Un breve repaso a varios países de nuestro continente nos revela sociedades inestables, esencialmente desiguales, empobrecidas y caóticamente confusas. Ahí están, como ejemplo, el terrible caso en el que se encuentra el presidente Petro en Colombia y las mil y una argucias para socavar un día sí y otro también a Boric y su coalición en un Chile que todavía no alcanza a vislumbrar aquellas amplias avenidas queridas del presidente Salvador Allende.
Las salidas no se alcanzan a ver por ninguna parte, pero no deja de hablarse y festinarse el fin de la “marea rosa” del progresismo. Esa es la realidad de la democracia que impera y de la que no somos ajenos. Recomendaciones, acusaciones, litigios sin fin y bravatas interminables. Mientras, lo constatamos a diario, avanza con permiso y sin él, imparable, el crimen organizado que despliega todas sus modalidades de extorsión, terror, sadismo.

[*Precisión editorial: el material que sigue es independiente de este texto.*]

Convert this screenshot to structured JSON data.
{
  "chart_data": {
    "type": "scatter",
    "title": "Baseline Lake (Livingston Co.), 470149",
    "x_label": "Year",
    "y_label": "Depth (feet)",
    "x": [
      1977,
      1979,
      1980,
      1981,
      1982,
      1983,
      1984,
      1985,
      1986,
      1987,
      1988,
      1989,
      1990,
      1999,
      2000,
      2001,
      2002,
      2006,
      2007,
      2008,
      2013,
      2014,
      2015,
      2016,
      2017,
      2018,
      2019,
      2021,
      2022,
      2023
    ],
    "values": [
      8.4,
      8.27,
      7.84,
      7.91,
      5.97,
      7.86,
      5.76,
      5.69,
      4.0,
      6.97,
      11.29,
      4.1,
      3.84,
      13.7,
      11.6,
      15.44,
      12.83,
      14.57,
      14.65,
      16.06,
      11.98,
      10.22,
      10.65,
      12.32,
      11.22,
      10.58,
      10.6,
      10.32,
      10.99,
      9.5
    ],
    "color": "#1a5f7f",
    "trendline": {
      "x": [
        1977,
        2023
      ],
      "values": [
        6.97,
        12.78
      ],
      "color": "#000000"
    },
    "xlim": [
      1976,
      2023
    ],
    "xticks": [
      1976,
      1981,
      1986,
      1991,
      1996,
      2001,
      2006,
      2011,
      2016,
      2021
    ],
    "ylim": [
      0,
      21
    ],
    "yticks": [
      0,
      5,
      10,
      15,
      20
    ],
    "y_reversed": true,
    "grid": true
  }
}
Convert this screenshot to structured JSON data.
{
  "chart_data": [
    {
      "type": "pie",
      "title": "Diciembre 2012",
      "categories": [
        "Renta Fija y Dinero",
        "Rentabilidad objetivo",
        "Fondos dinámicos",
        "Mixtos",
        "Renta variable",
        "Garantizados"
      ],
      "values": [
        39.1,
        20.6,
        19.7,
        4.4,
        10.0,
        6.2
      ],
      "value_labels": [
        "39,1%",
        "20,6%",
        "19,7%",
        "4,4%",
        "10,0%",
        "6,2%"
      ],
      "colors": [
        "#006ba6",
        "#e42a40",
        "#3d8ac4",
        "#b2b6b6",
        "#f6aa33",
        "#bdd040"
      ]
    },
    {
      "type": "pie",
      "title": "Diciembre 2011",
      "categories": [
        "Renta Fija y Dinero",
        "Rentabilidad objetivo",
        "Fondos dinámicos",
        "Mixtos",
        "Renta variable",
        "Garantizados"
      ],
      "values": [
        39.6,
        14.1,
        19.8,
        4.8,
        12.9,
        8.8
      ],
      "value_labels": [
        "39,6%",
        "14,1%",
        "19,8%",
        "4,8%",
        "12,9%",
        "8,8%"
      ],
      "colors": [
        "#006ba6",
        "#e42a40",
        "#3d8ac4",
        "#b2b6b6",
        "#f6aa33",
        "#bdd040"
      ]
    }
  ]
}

Más nos vale asumirlo: se anidan y salen de sus madrigueras pulsiones y tentaciones autoritarias; los fueros de quienes se ostentan como caudillos o conductores iluminados de masas y naciones, ayer sujetos a contenciones varias por las instituciones y procedimientos democráticos y una opinión pública cada día más madura, vuelven a gobernar talantes, vidas y haciendas. Ya sólo faltan los bandidos de Río Frío.
Se trata de desajustes mayúsculos en el carácter y las relaciones sociales profundas, más allá de la economía de subsistencia que priva en amplias capas y regiones del país. Implacables, estos desarreglos se reproducen en medio de crecientes violencias y desintegración social, condiciones ajenas y contrarias si de lo que se trata es de (re)encauzar la arquitectura de las democracias modernas.
¿No sería conveniente hacer un alto en el camino, repensar la calidad de nuestra política y ser capaces de trazar, mediante el diálogo plural, una vía que nos pueda asegurar la gobernabilidad y formas civilizadas de resolver los conflictos?
¿Será mucho pedir al México político que asuma como tarea principal la revisión y el debate de los grandes problemas que oprimen la realización de una auténtica justicia social, como la educación, la salud, el desarrollo sustentable en el mundo globalizado, el régimen de derecho procurando concretar planteamientos en compromisos creíbles para la elaboración de políticas públicas que sirvan al desarrollo social de México?
Preguntas ilusas, tal vez, pero indispensables para volver a soñar con un México menos injusto y más democrático. No son preguntas al viento, sino al corazón de lo que nos quede de democracia.